Other indicators are when my pile of notes grows, and contains repetitive sticky notes. Good thing I wrote down “call Sally” and “fix Joe’s payroll tax issue” three or four different times and promptly stacked more notes on top of these. Also, when I get more than two weeks behind on my calendar tasks – we’re in the danger zone for sure!

For short moments or seasons, operating this way is acceptable. When it becomes the norm, then I start asking questions. Are clients and team members getting responses in a reasonable timeframe? Am I shifting from a proactive to a reactive mode of operating? Am I enjoying myself? Are things still win-win for most parties most of the time? What can change to bring my work life back into flow?

Letting these questions simmer has helped shape the future focus of Gibson Insight. We’re excited to be slowly developing our Bookkeeper Mentorship program. The goal is to work with bookkeepers to help them broaden their technical skills, grow as professionals, and deliver higher level service to their clients or companies.
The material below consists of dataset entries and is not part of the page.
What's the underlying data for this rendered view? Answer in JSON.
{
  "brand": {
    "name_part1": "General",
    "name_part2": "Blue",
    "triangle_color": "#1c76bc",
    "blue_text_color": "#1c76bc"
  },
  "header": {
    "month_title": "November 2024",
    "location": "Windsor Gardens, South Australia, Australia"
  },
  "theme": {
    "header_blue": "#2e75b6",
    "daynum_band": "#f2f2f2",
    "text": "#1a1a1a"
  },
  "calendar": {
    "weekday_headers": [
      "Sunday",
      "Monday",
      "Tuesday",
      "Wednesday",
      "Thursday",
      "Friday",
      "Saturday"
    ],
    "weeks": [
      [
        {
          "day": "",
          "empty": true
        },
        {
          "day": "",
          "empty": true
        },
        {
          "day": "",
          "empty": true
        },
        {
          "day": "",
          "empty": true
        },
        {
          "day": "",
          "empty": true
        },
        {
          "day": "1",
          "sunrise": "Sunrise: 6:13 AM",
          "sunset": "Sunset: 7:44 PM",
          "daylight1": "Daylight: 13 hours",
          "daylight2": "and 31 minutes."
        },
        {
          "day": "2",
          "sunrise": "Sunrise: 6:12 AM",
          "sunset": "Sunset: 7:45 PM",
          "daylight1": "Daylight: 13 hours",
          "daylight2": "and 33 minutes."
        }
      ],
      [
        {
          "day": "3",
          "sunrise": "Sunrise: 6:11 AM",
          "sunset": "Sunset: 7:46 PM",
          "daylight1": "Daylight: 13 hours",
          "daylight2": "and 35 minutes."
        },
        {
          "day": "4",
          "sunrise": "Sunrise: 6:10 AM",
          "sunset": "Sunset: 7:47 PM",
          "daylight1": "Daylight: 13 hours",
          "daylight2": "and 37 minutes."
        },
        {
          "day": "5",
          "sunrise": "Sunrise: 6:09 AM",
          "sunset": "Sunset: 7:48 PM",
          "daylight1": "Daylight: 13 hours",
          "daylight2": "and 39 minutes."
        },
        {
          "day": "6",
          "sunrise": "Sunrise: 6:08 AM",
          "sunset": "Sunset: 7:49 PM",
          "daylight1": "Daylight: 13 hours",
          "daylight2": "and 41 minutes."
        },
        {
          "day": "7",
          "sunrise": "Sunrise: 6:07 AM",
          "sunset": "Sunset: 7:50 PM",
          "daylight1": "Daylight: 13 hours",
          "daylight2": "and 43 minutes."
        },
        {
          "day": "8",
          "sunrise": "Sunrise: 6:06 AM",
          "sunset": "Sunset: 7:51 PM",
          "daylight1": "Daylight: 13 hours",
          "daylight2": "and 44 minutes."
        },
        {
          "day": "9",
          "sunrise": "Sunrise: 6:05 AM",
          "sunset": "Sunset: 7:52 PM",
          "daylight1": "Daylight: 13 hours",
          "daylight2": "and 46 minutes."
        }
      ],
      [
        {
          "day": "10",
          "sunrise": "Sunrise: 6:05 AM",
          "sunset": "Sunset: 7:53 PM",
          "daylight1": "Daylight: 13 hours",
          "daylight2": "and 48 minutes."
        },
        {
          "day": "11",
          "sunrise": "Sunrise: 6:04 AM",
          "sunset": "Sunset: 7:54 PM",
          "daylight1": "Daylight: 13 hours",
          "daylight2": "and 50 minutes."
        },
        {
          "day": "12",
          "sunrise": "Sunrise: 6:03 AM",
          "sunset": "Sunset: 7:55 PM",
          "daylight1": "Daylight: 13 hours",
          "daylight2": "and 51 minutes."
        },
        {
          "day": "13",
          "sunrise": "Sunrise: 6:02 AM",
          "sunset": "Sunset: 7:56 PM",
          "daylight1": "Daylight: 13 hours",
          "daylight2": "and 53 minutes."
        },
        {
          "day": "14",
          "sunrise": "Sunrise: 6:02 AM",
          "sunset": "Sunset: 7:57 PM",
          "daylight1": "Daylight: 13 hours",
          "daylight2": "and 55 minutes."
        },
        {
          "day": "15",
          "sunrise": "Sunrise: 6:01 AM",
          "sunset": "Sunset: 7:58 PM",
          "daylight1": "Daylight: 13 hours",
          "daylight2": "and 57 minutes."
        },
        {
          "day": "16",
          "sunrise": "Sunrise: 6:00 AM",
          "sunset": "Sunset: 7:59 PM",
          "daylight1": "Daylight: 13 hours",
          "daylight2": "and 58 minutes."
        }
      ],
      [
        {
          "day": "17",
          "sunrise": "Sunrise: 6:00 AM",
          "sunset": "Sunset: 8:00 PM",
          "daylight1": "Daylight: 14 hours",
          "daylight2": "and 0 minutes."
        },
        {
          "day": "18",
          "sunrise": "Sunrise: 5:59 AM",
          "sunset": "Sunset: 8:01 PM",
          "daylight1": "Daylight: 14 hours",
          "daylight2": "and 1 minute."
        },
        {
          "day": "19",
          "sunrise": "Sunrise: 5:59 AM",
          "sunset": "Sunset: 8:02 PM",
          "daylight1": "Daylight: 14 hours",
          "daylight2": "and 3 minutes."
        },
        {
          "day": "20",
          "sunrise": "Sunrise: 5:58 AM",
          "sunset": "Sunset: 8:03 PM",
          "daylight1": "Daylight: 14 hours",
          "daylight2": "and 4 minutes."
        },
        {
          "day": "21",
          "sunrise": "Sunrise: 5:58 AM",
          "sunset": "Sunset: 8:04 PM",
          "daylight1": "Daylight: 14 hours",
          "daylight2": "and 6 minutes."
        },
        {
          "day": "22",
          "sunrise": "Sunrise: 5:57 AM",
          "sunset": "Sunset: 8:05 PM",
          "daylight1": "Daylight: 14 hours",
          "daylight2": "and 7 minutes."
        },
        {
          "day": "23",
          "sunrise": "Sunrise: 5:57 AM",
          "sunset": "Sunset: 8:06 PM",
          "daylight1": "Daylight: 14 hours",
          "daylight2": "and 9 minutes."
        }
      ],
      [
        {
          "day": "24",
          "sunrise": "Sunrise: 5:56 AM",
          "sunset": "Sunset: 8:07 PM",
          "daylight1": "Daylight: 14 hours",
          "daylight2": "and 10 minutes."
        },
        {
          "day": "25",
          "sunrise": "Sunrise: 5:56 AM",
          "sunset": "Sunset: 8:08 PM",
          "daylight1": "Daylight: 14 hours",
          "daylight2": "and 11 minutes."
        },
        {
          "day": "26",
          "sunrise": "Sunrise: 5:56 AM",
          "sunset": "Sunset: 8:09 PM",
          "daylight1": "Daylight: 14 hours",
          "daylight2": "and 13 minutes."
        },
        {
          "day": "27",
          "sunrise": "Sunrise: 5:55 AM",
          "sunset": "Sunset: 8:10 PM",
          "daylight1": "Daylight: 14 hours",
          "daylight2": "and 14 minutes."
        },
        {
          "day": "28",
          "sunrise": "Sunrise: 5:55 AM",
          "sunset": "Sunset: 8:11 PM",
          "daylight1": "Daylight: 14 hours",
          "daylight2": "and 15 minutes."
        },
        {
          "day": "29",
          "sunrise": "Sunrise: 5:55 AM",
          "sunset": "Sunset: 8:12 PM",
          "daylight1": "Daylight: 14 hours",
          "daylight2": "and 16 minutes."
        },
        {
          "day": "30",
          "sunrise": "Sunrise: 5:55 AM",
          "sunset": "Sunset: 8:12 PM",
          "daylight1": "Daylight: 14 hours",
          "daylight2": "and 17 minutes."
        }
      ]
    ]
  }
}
I’ve realized that I can have a bigger impact by helping mid-level bookkeepers become super stars. This will also help keep me out of bottleneck land. Developing a group of trusted, skilled bookkeepers to refer work out to will mean I can keep saying yes to finding solutions for people, without making the bottleneck worse.

What are your metrics for noticing when work is getting unruly? What questions do you ask? What solutions have you discovered by considering the answers that bubble up?